What this looks like from a small state
For a country like Singapore, caught between two AI superpowers, the calculus is particularly fraught. Singapore has positioned itself as a neutral hub, a place where both American and Chinese AI companies can operate without triggering bilateral tensions. Its national AI strategy emphasizes governance, applied research, and being a staging post for real-world deployment rather than competing on raw compute. But neutrality gets harder when you have to pick an ecosystem. If your developers are building on Qwen because it's free and good enough, you're implicitly tilting toward the Chinese stack. If you mandate American models, you're paying more and limiting access. Singapore's prime minister Lawrence Wong acknowledged at the 2025 Summer Davos that the world is entering a transitional period without a clear new world order, a dangerous time for small states if hard power and the law of the jungle return.

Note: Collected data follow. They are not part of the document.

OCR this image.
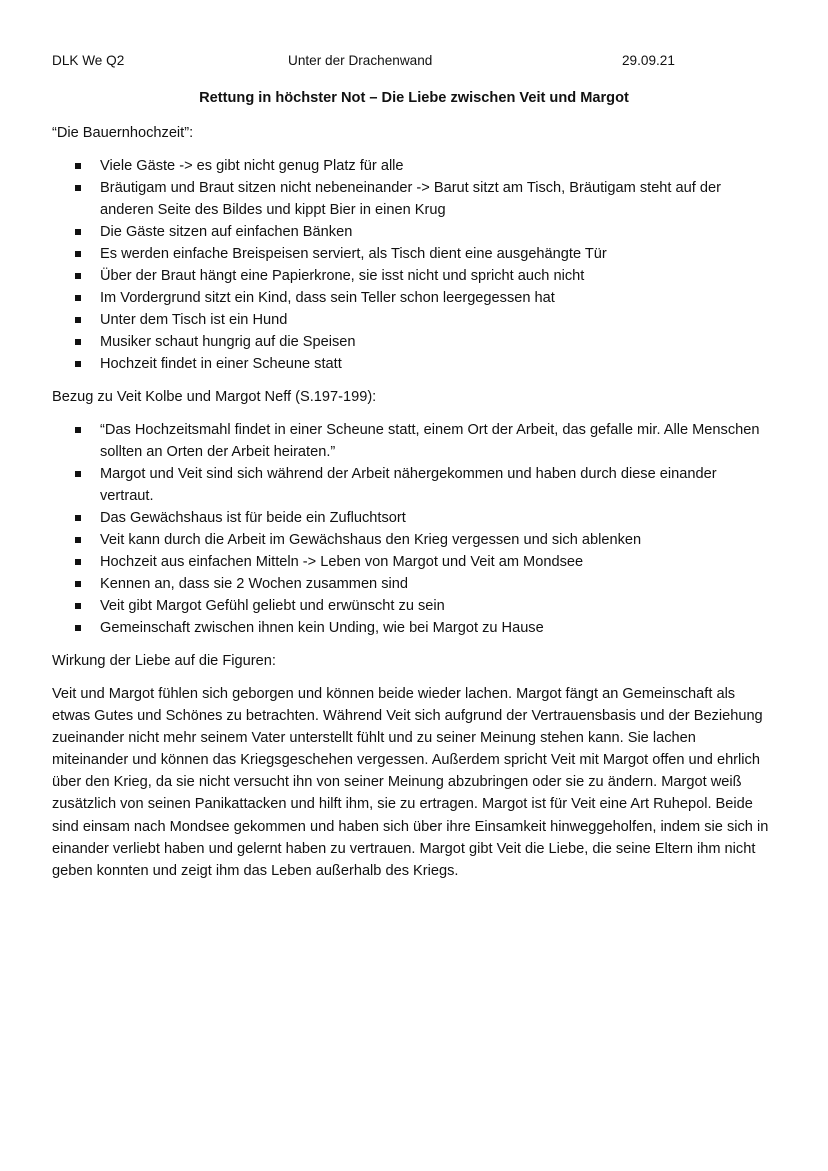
DLK We Q2	Unter der Drachenwand	29.09.21
Rettung in höchster Not – Die Liebe zwischen Veit und Margot

“Die Bauernhochzeit”:

Viele Gäste -> es gibt nicht genug Platz für alle
Bräutigam und Braut sitzen nicht nebeneinander -> Barut sitzt am Tisch, Bräutigam steht auf der anderen Seite des Bildes und kippt Bier in einen Krug
Die Gäste sitzen auf einfachen Bänken
Es werden einfache Breispeisen serviert, als Tisch dient eine ausgehängte Tür
Über der Braut hängt eine Papierkrone, sie isst nicht und spricht auch nicht
Im Vordergrund sitzt ein Kind, dass sein Teller schon leergegessen hat
Unter dem Tisch ist ein Hund
Musiker schaut hungrig auf die Speisen
Hochzeit findet in einer Scheune statt

Bezug zu Veit Kolbe und Margot Neff (S.197-199):

“Das Hochzeitsmahl findet in einer Scheune statt, einem Ort der Arbeit, das gefalle mir. Alle Menschen sollten an Orten der Arbeit heiraten.”
Margot und Veit sind sich während der Arbeit nähergekommen und haben durch diese einander vertraut.
Das Gewächshaus ist für beide ein Zufluchtsort
Veit kann durch die Arbeit im Gewächshaus den Krieg vergessen und sich ablenken
Hochzeit aus einfachen Mitteln -> Leben von Margot und Veit am Mondsee
Kennen an, dass sie 2 Wochen zusammen sind
Veit gibt Margot Gefühl geliebt und erwünscht zu sein
Gemeinschaft zwischen ihnen kein Unding, wie bei Margot zu Hause

Wirkung der Liebe auf die Figuren:

Veit und Margot fühlen sich geborgen und können beide wieder lachen. Margot fängt an Gemeinschaft als etwas Gutes und Schönes zu betrachten. Während Veit sich aufgrund der Vertrauensbasis und der Beziehung zueinander nicht mehr seinem Vater unterstellt fühlt und zu seiner Meinung stehen kann. Sie lachen miteinander und können das Kriegsgeschehen vergessen. Außerdem spricht Veit mit Margot offen und ehrlich über den Krieg, da sie nicht versucht ihn von seiner Meinung abzubringen oder sie zu ändern. Margot weiß zusätzlich von seinen Panikattacken und hilft ihm, sie zu ertragen. Margot ist für Veit eine Art Ruhepol. Beide sind einsam nach Mondsee gekommen und haben sich über ihre Einsamkeit hinweggeholfen, indem sie sich in einander verliebt haben und gelernt haben zu vertrauen. Margot gibt Veit die Liebe, die seine Eltern ihm nicht geben konnten und zeigt ihm das Leben außerhalb des Kriegs.
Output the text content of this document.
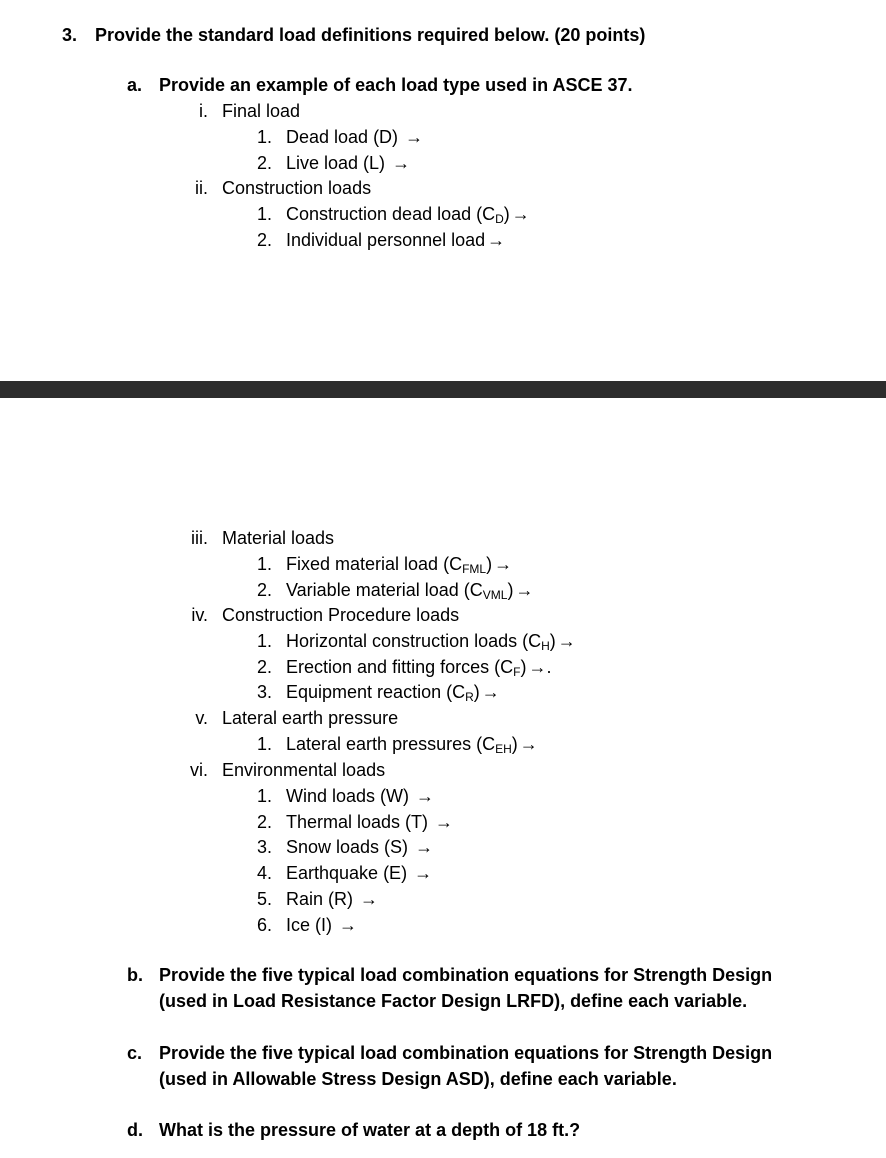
3. Provide the standard load definitions required below. (20 points)
a. Provide an example of each load type used in ASCE 37.
i. Final load
1. Dead load (D) →
2. Live load (L) →
ii. Construction loads
1. Construction dead load $(C_D)$ →
2. Individual personnel load →
iii. Material loads
1. Fixed material load $(C_{FML})$ →
2. Variable material load $(C_{VML})$ →
iv. Construction Procedure loads
1. Horizontal construction loads $(C_H)$ →
2. Erection and fitting forces $(C_F)$ →.
3. Equipment reaction $(C_R)$ →
v. Lateral earth pressure
1. Lateral earth pressures $(C_{EH})$ →
vi. Environmental loads
1. Wind loads (W) →
2. Thermal loads (T) →
3. Snow loads (S) →
4. Earthquake (E) →
5. Rain (R) →
6. Ice (I) →
b. Provide the five typical load combination equations for Strength Design
(used in Load Resistance Factor Design LRFD), define each variable.
c. Provide the five typical load combination equations for Strength Design
(used in Allowable Stress Design ASD), define each variable.
d. What is the pressure of water at a depth of 18 ft.?
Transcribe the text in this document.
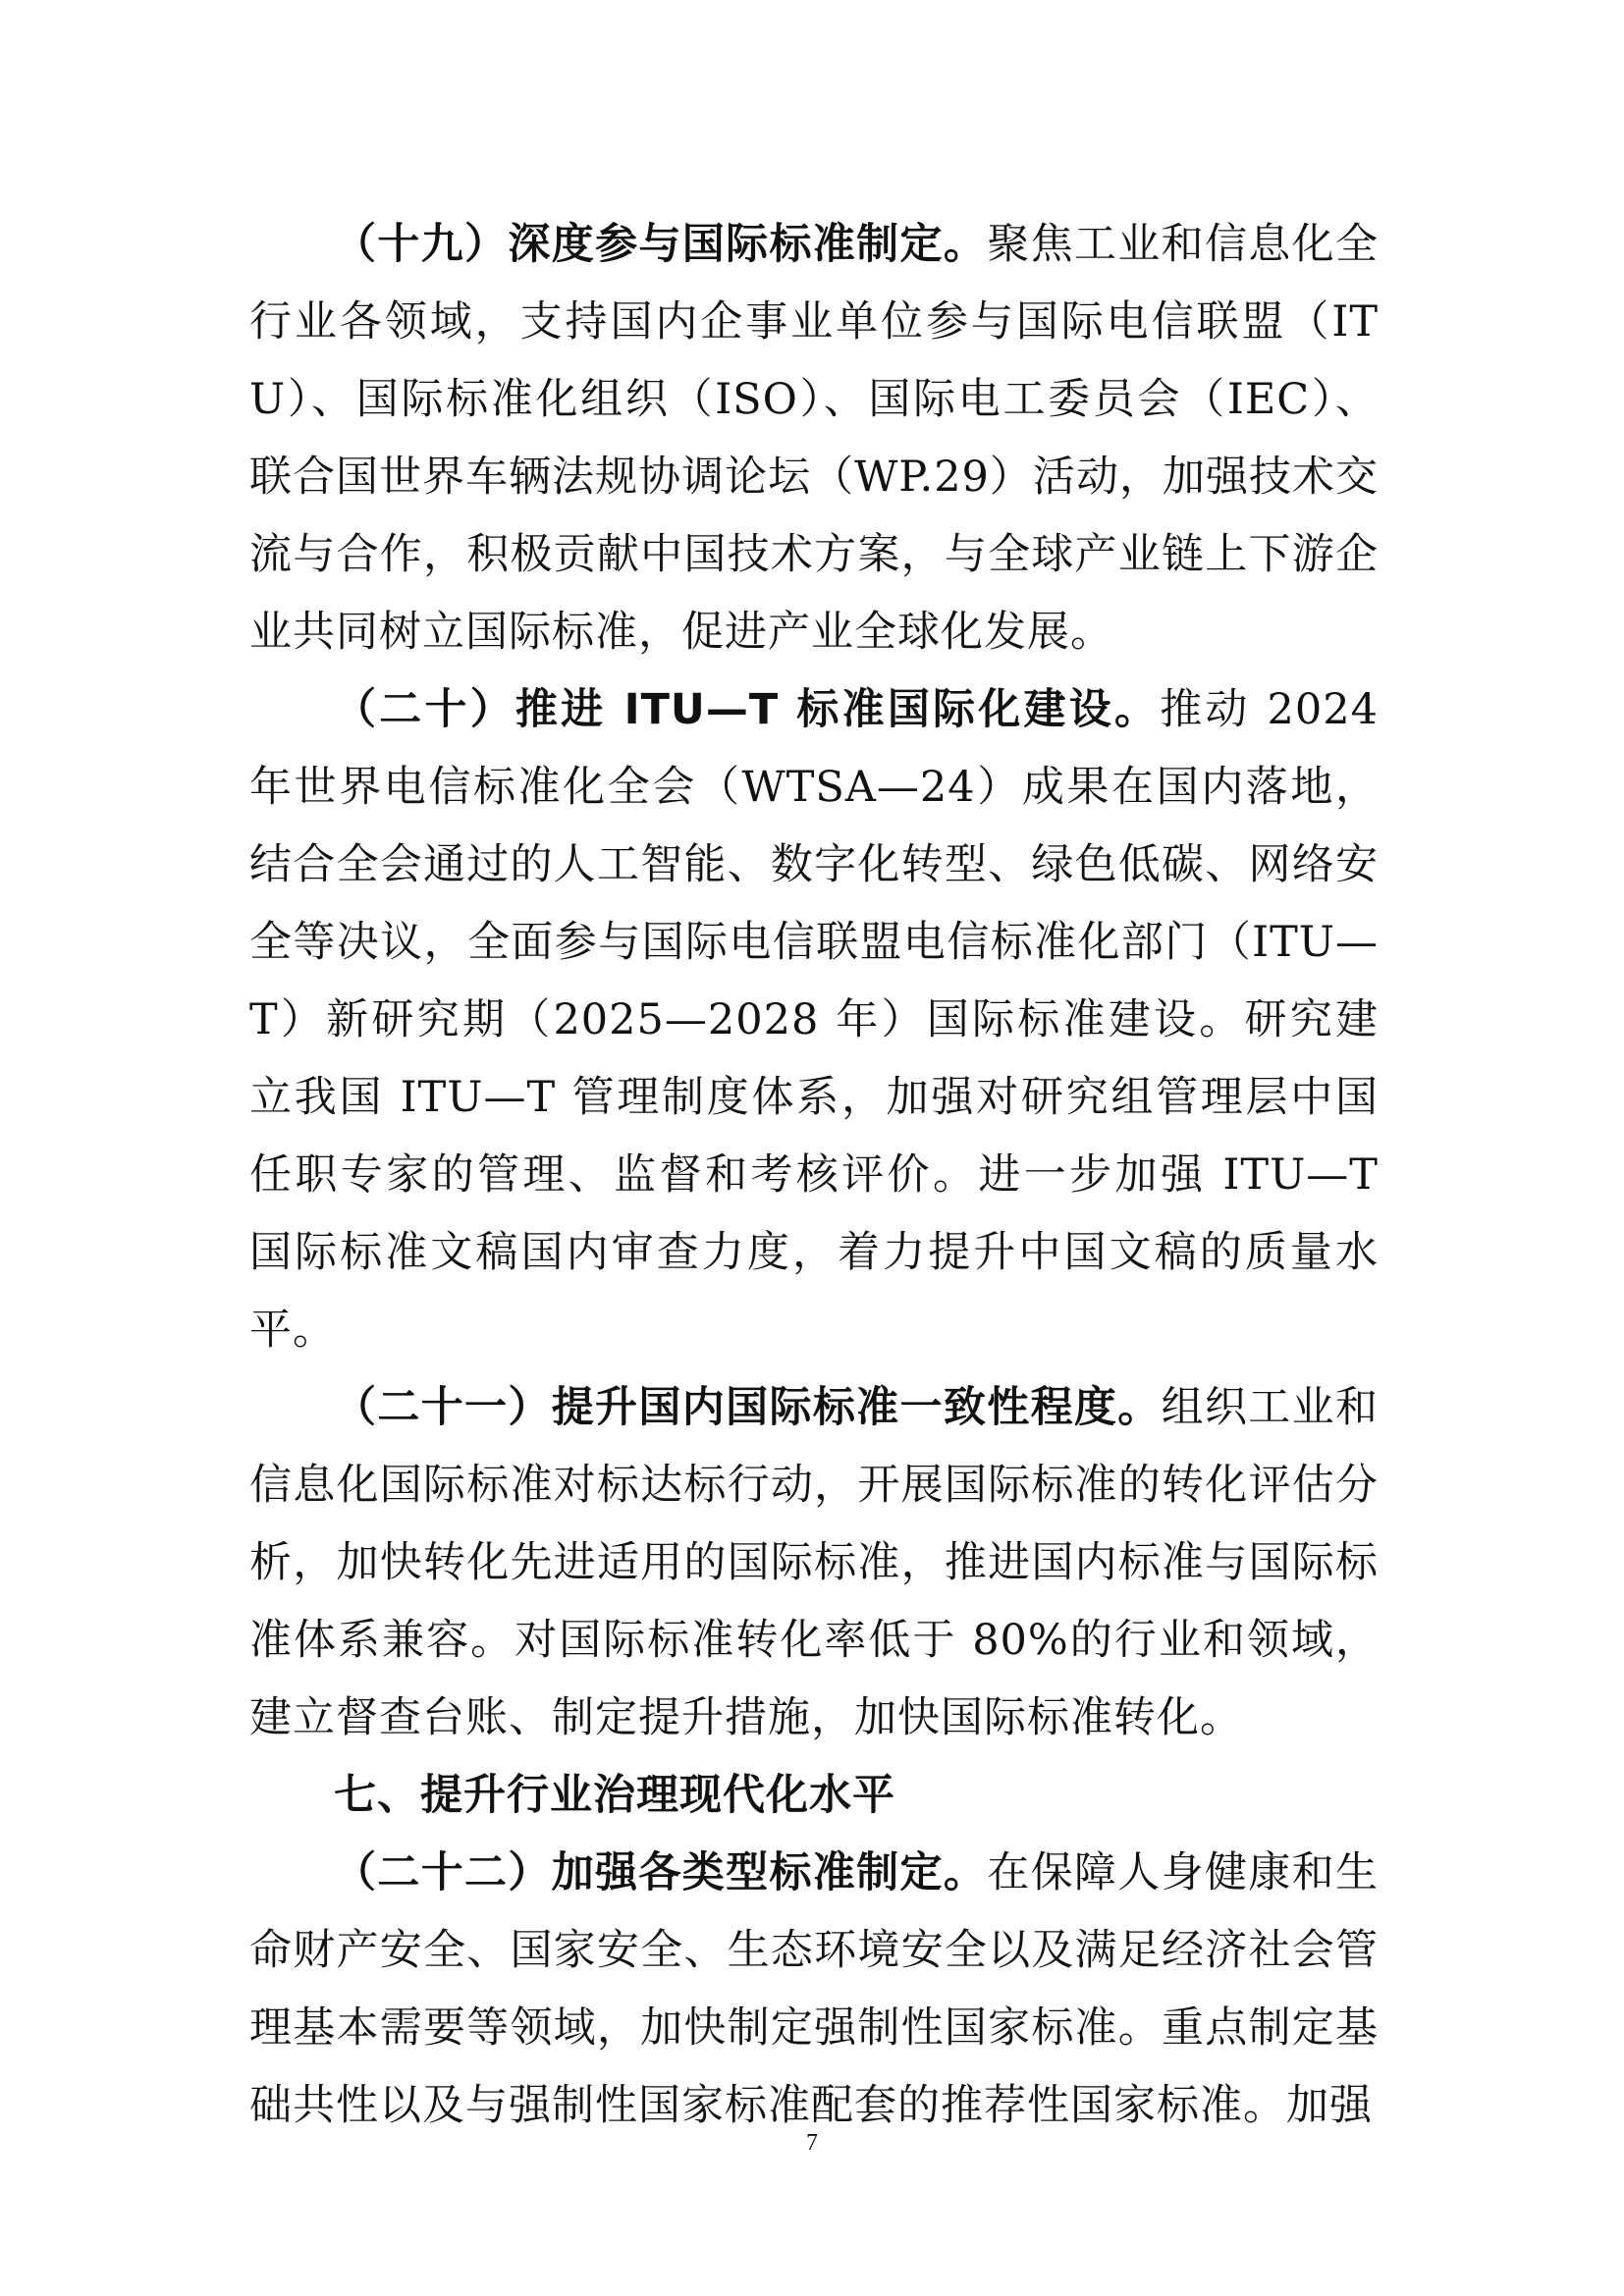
（十九）深度参与国际标准制定。聚焦工业和信息化全行业各领域，支持国内企事业单位参与国际电信联盟（ITU）、国际标准化组织（ISO）、国际电工委员会（IEC）、联合国世界车辆法规协调论坛（WP.29）活动，加强技术交流与合作，积极贡献中国技术方案，与全球产业链上下游企业共同树立国际标准，促进产业全球化发展。

（二十）推进 ITU—T 标准国际化建设。推动 2024 年世界电信标准化全会（WTSA—24）成果在国内落地，结合全会通过的人工智能、数字化转型、绿色低碳、网络安全等决议，全面参与国际电信联盟电信标准化部门（ITU—T）新研究期（2025—2028 年）国际标准建设。研究建立我国 ITU—T 管理制度体系，加强对研究组管理层中国任职专家的管理、监督和考核评价。进一步加强 ITU—T 国际标准文稿国内审查力度，着力提升中国文稿的质量水平。

（二十一）提升国内国际标准一致性程度。组织工业和信息化国际标准对标达标行动，开展国际标准的转化评估分析，加快转化先进适用的国际标准，推进国内标准与国际标准体系兼容。对国际标准转化率低于 80%的行业和领域，建立督查台账、制定提升措施，加快国际标准转化。

七、提升行业治理现代化水平

（二十二）加强各类型标准制定。在保障人身健康和生命财产安全、国家安全、生态环境安全以及满足经济社会管理基本需要等领域，加快制定强制性国家标准。重点制定基础共性以及与强制性国家标准配套的推荐性国家标准。加强

7
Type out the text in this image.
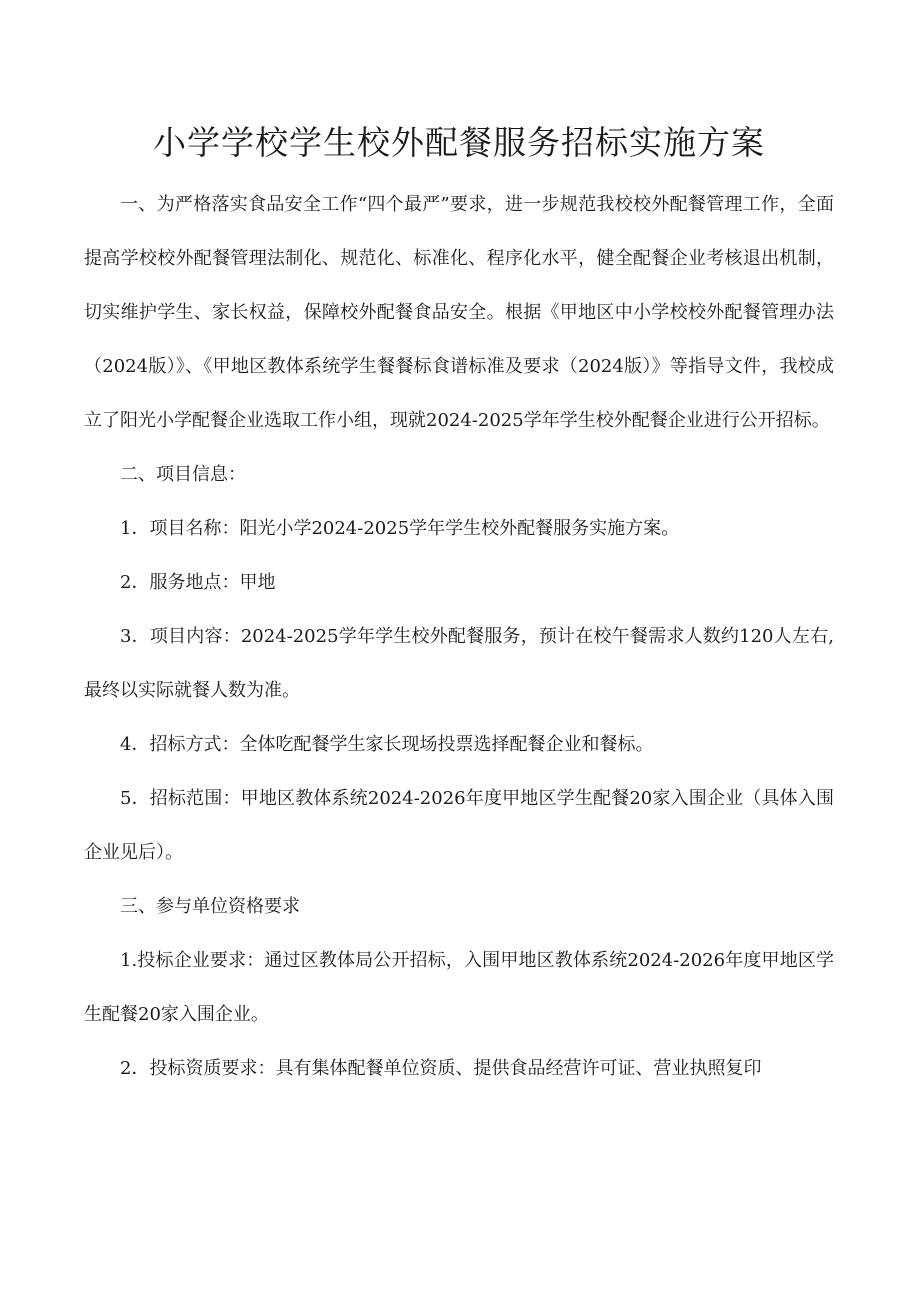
小学学校学生校外配餐服务招标实施方案

一、为严格落实食品安全工作“四个最严”要求，进一步规范我校校外配餐管理工作，全面提高学校校外配餐管理法制化、规范化、标准化、程序化水平，健全配餐企业考核退出机制，切实维护学生、家长权益，保障校外配餐食品安全。根据《甲地区中小学校校外配餐管理办法（2024版）》、《甲地区教体系统学生餐餐标食谱标准及要求（2024版）》等指导文件，我校成立了阳光小学配餐企业选取工作小组，现就2024-2025学年学生校外配餐企业进行公开招标。

二、项目信息：

1．项目名称：阳光小学2024-2025学年学生校外配餐服务实施方案。

2．服务地点：甲地

3．项目内容：2024-2025学年学生校外配餐服务，预计在校午餐需求人数约120人左右,最终以实际就餐人数为准。

4．招标方式：全体吃配餐学生家长现场投票选择配餐企业和餐标。

5．招标范围：甲地区教体系统2024-2026年度甲地区学生配餐20家入围企业（具体入围企业见后）。

三、参与单位资格要求

1.投标企业要求：通过区教体局公开招标，入围甲地区教体系统2024-2026年度甲地区学生配餐20家入围企业。

2．投标资质要求：具有集体配餐单位资质、提供食品经营许可证、营业执照复印
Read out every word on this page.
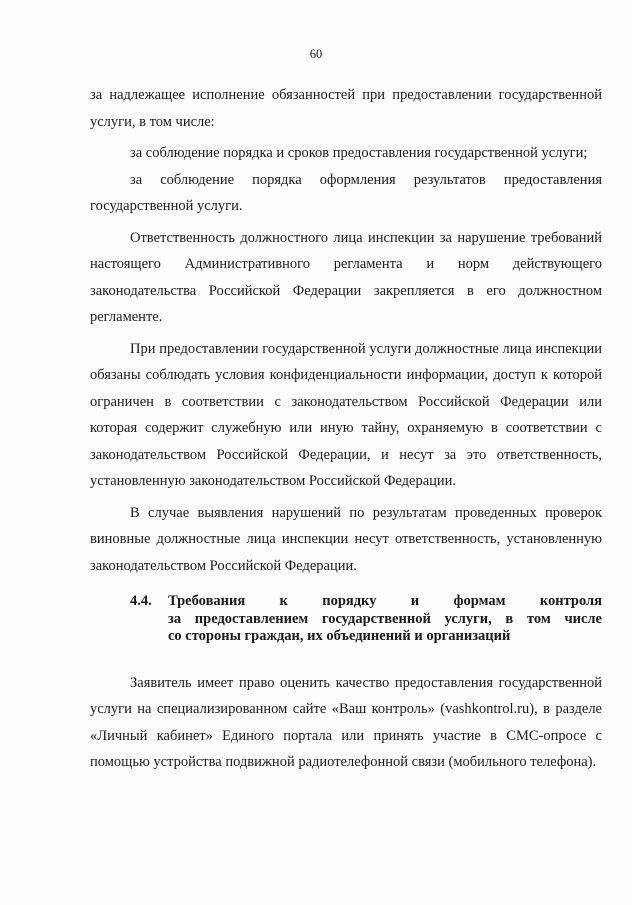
60

за надлежащее исполнение обязанностей при предоставлении государственной услуги, в том числе:

за соблюдение порядка и сроков предоставления государственной услуги;

за соблюдение порядка оформления результатов предоставления государственной услуги.

Ответственность должностного лица инспекции за нарушение требований настоящего Административного регламента и норм действующего законодательства Российской Федерации закрепляется в его должностном регламенте.

При предоставлении государственной услуги должностные лица инспекции обязаны соблюдать условия конфиденциальности информации, доступ к которой ограничен в соответствии с законодательством Российской Федерации или которая содержит служебную или иную тайну, охраняемую в соответствии с законодательством Российской Федерации, и несут за это ответственность, установленную законодательством Российской Федерации.

В случае выявления нарушений по результатам проведенных проверок виновные должностные лица инспекции несут ответственность, установленную законодательством Российской Федерации.

4.4.	Требования к порядку и формам контроля
за предоставлением государственной услуги, в том числе
со стороны граждан, их объединений и организаций

Заявитель имеет право оценить качество предоставления государственной услуги на специализированном сайте «Ваш контроль» (vashkontrol.ru), в разделе «Личный кабинет» Единого портала или принять участие в СМС-опросе с помощью устройства подвижной радиотелефонной связи (мобильного телефона).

The strategic question for any small country isn't really which model is better. It's which dependency is more manageable.
What happens next
The US is not standing still. Nvidia launched the Nemotron Coalition to develop frontier-level open models with partners including Mistral, Perplexity, and Cursor. OpenAI has started releasing some open-weight models. The Stanford AI Index Report for 2026 notes that US and Chinese models have traded the lead multiple times since early 2025, with the performance gap narrowing to single-digit percentages. But catching up on distribution is harder than catching up on benchmarks. Qwen's ecosystem now includes over 170,000 derivative models. More than 90,000 enterprises deploy Qwen through Alibaba Cloud. That's an installed base, and installed bases have gravity. The lesson here isn't that open source is dangerous or that China cheated. Open source is, on net, a massive positive for developers everywhere. The lesson is that the US made a strategic miscalculation. It treated openness as a vulnerability while its competitor treated it as a weapon. By the time Washington figured out the difference, 80% of the world's open-source AI developers were already building with Chinese models. The race isn't over. But the starting positions have shifted in ways that will take years to undo.